Para Fraksi pengusul hak angket terkait pengangkatan kembali Ahok sebagai Gubernur DKI Jakarta resmi menyerahkan draf usulan kepada pimpinan DPR. Wakil Ketua DPR, Fadli Zon, menerima draf tersebut.
Draf usulan hak angket baru bisa diajukan, jika telah mendapat persetujuan 25 anggota DPR dan dua Fraksi. Namun, draf yang diserahkan tadi telah ditandatangani oleh 22 anggota Fraksi Gerindra, 42 anggota Fraksi Demokrat, 10 anggota Fraksi PAN, dan 16 anggota Fraksi PKS.
Sebelum dibawa ke Sidang Paripurna, pimpinan DPR akan memproses usulan melalui Rapim DPR. Setelah itu, usulan ini kemudian dirapatkan di Bamus.
Sebanyak empat Fraksi menyatakan setuju dengan usulan hak angket tersebut.
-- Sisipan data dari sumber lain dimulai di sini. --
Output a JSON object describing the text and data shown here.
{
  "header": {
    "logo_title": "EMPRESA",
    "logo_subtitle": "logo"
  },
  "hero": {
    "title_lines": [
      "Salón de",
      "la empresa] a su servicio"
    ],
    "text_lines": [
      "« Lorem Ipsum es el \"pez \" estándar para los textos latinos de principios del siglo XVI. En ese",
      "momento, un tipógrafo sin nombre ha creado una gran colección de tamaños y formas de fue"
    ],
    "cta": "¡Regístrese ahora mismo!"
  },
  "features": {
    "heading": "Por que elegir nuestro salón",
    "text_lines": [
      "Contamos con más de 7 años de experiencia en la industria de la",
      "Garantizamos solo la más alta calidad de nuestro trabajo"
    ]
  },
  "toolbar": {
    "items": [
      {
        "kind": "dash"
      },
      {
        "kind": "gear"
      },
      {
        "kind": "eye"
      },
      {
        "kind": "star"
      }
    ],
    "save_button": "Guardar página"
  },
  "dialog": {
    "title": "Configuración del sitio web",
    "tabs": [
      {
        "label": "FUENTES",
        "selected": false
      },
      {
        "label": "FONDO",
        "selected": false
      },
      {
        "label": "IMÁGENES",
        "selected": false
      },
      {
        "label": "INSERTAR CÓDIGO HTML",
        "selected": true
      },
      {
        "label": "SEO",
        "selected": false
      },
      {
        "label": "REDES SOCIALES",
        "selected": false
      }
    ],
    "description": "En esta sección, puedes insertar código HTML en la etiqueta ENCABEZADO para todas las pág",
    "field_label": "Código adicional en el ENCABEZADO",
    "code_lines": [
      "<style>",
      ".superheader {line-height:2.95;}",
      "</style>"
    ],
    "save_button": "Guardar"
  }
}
Mereka yakni Partai Demokrat, Partai Gerindra, Partai Keadilan Sejahtera, dan Partai Amanat Nasional.
Para inisiator hak angket itu menilai ada pelanggaran terhadap Undang-undang Nomor 23 tahun 2004 tentang Pemerintahan Daerah Pasal 83 ayat 1 dan ayat 3. Mereka ingin menguji sebuah pelanggaran yang dilakukan pemerintah yang tidak memberhentikan Ahok sebagai gubernur.
Berikut ini bunyi pasal tersebut:
1) Kepala daerah dan/atau wakil kepala daerah diberhentikan sementara tanpa melalui usulan DPRD karena didakwa melakukan tindak pidana kejahatan yang diancam dengan pidana penjara paling singkat 5 (lima) tahun, tindak pidana korupsi, tindak pidana terorisme, makar, tindak pidana terhadap keamanan negara, dan/atau perbuatan lain yang dapat memecah belah Negara Kesatuan Republik Indonesia.
2) Kepala daerah dan/atau wakil kepala daerah yang menjadi terdakwa sebagaimana dimaksud pada ayat (1) diberhentikan sementara berdasarkan register perkara di pengadilan.
3) Pemberhentian sementara kepala daerah dan/atau wakil kepala daerah sebagaimana dimaksud pada ayat (1) dan ayat (2) dilakukan oleh Presiden untuk gubernur dan/atau wakil gubernur serta oleh Menteri untuk bupati dan/atau wakil bupati atau wali kota dan/atau wakil wali kota.
Sementara itu, Jaksa Penuntut Umum mendakwa Ahok dengan Pasal 156a KUHP atau Pasal 156 KUHP tentang penistaan atau penodaan agama. Dakwaan tersebut merupakan dakwaan alternatif ditandai dengan kata 'atau'.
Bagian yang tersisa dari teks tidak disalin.